Syrian parliament recognises Armenian genocide after Erdoğan’s threats

The Syrian parliament on Thursday recognised the 1915 mass killings of Armenians in the Ottoman Empire as genocide, as Turkey intensified military deployments in the northwestern Syrian province of Idlib. 

“The parliament ... condemns and recognises the genocide committed against the Armenians by the Ottoman state at the start of the 20th century,” Agence France-Presse cited the Syrian parliament as saying in a statement.

The Syrian lawmakers passed the motion unanimously, Syria’s state-run news agency SANA said. 

The recognition of the Armenian genocide came after Turkish President Recep Tayyip Erdoğan said on Wednesday that Turkey would strike the Syrian army anywhere in the country if it attacked Turkish soldiers in Idlib.

Some 13 Turkish soldiers were killed by Syrian shelling in a week in the last major rebel-held enclave, where Turkey has 12 observation posts built under a 2018 deal made with Russia to prevent a Syrian government assault.

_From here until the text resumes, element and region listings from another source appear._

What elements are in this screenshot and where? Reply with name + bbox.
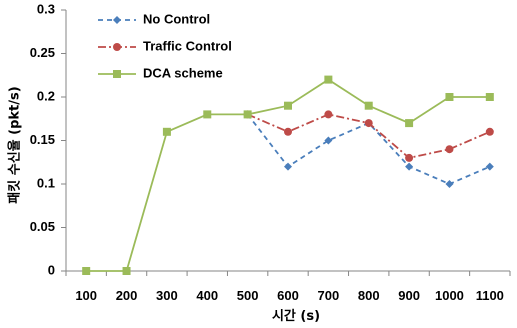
x-tick-label: 400 — [196, 288, 218, 303]
y-tick-label: 0 — [48, 262, 55, 277]
data-point — [445, 93, 454, 101]
series-dca-scheme — [82, 75, 494, 275]
y-tick-label: 0.15 — [30, 132, 55, 147]
legend-item: DCA scheme — [98, 65, 223, 80]
series-traffic-control — [243, 110, 494, 162]
legend-marker — [113, 43, 121, 51]
data-point — [284, 127, 292, 136]
x-tick-label: 600 — [277, 288, 299, 303]
data-point — [405, 153, 414, 162]
data-point — [364, 119, 373, 128]
data-point — [82, 267, 91, 275]
data-point — [284, 101, 292, 110]
legend-label: No Control — [143, 11, 210, 26]
data-point — [445, 145, 454, 154]
data-point — [405, 162, 414, 171]
data-point — [324, 75, 333, 84]
data-point — [324, 110, 333, 119]
legend: No Control Traffic Control DCA scheme — [98, 11, 232, 80]
y-tick-label: 0.2 — [37, 88, 55, 103]
legend-marker — [113, 16, 121, 24]
data-point — [243, 110, 252, 119]
data-point — [445, 180, 454, 188]
x-axis-title: 시간 (s) — [272, 308, 320, 324]
y-tick-label: 0.05 — [30, 219, 55, 234]
x-tick-label: 200 — [116, 288, 138, 303]
y-tick-label: 0.3 — [37, 1, 55, 16]
plot-area: 0 0.05 0.1 0.15 0.2 0.25 0.3 100 200 300 400 500 600… — [30, 1, 511, 303]
x-tick-label: 1000 — [435, 288, 464, 303]
x-tick-label: 900 — [398, 288, 420, 303]
data-point — [122, 267, 131, 275]
data-point — [485, 93, 494, 101]
data-point — [485, 162, 494, 171]
data-point — [405, 119, 414, 128]
legend-label: DCA scheme — [143, 65, 223, 80]
data-point — [485, 127, 494, 136]
data-point — [364, 101, 373, 110]
y-axis-title: 패킷 수신율 (pkt/s) — [7, 86, 23, 203]
data-point — [162, 127, 171, 136]
legend-item: Traffic Control — [98, 38, 232, 53]
x-tick-label: 700 — [318, 288, 340, 303]
x-tick-label: 800 — [358, 288, 380, 303]
x-tick-label: 1100 — [476, 288, 504, 303]
legend-item: No Control — [98, 11, 210, 26]
x-tick-label: 100 — [75, 288, 97, 303]
data-point — [284, 162, 292, 171]
x-tick-label: 500 — [237, 288, 259, 303]
data-point — [324, 136, 333, 145]
y-tick-label: 0.25 — [30, 45, 55, 60]
legend-marker — [113, 70, 121, 78]
legend-label: Traffic Control — [143, 38, 232, 53]
y-tick-label: 0.1 — [37, 175, 55, 190]
x-tick-label: 300 — [156, 288, 178, 303]
data-point — [203, 110, 212, 119]
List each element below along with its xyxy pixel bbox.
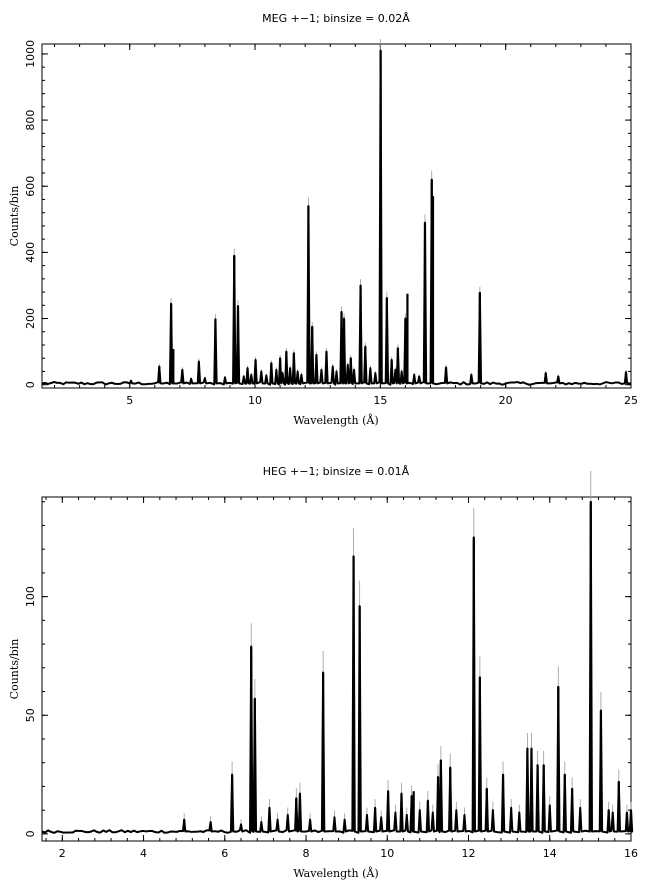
meg-y-tick-label: 200 — [24, 308, 37, 329]
meg-spectrum-line — [41, 49, 632, 386]
heg-x-tick-label: 2 — [59, 847, 66, 860]
heg-y-tick-label: 100 — [24, 586, 37, 607]
heg-plot-frame — [41, 496, 632, 842]
meg-y-tick-label: 0 — [24, 381, 37, 388]
heg-x-tick-label: 16 — [624, 847, 638, 860]
meg-y-axis-label: Counts/bin — [8, 186, 21, 247]
meg-y-tick-label: 400 — [24, 242, 37, 263]
heg-x-tick-label: 14 — [543, 847, 557, 860]
heg-x-tick-label: 4 — [140, 847, 147, 860]
meg-error-bars — [130, 39, 627, 382]
meg-x-tick-label: 10 — [248, 394, 262, 407]
meg-x-tick-label: 15 — [373, 394, 387, 407]
meg-x-tick-label: 25 — [624, 394, 638, 407]
meg-x-tick-label: 5 — [126, 394, 133, 407]
heg-spectrum-line — [41, 500, 634, 834]
meg-y-tick-label: 1000 — [24, 40, 37, 68]
meg-axes: 5 10 15 20 25 0 200 400 600 800 1000 — [24, 40, 638, 407]
meg-plot-frame — [41, 43, 632, 389]
heg-x-axis-label: Wavelength (Å) — [293, 866, 378, 880]
heg-y-tick-label: 50 — [24, 708, 37, 722]
heg-x-tick-label: 8 — [303, 847, 310, 860]
meg-y-tick-label: 800 — [24, 110, 37, 131]
heg-x-tick-label: 6 — [221, 847, 228, 860]
heg-chart-title: HEG +−1; binsize = 0.01Å — [263, 465, 410, 478]
heg-y-axis-label: Counts/bin — [8, 639, 21, 700]
heg-axes: 2 4 6 8 10 12 14 16 0 50 100 — [24, 497, 638, 860]
meg-chart-title: MEG +−1; binsize = 0.02Å — [262, 12, 410, 25]
heg-x-tick-label: 10 — [380, 847, 394, 860]
heg-panel: HEG +−1; binsize = 0.01Å 2 4 6 8 10 12 14 16 0 50… — [8, 465, 638, 880]
meg-y-tick-label: 600 — [24, 176, 37, 197]
meg-x-axis-label: Wavelength (Å) — [293, 413, 378, 427]
meg-panel: MEG +−1; binsize = 0.02Å 5 10 15 20 25 0 200 40… — [8, 12, 638, 427]
heg-x-tick-label: 12 — [462, 847, 476, 860]
meg-x-tick-label: 20 — [499, 394, 513, 407]
heg-y-tick-label: 0 — [24, 830, 37, 837]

The Russian-backed Syrian government accused Turkey of supporting terrorist groups in Idlib and condemned its presence in Syria as illegal. 

So far 32 countries have recognised the genocide during which an estimated 1.5 million Armenians were killed. Turkey accepts the mass deportation of Armenians took place, but denies there was a genocide.

Syria is home to an estimated 100,000 Armenians who are mainly the descendants of people who managed to escape the genocide in present day Turkey a century ago.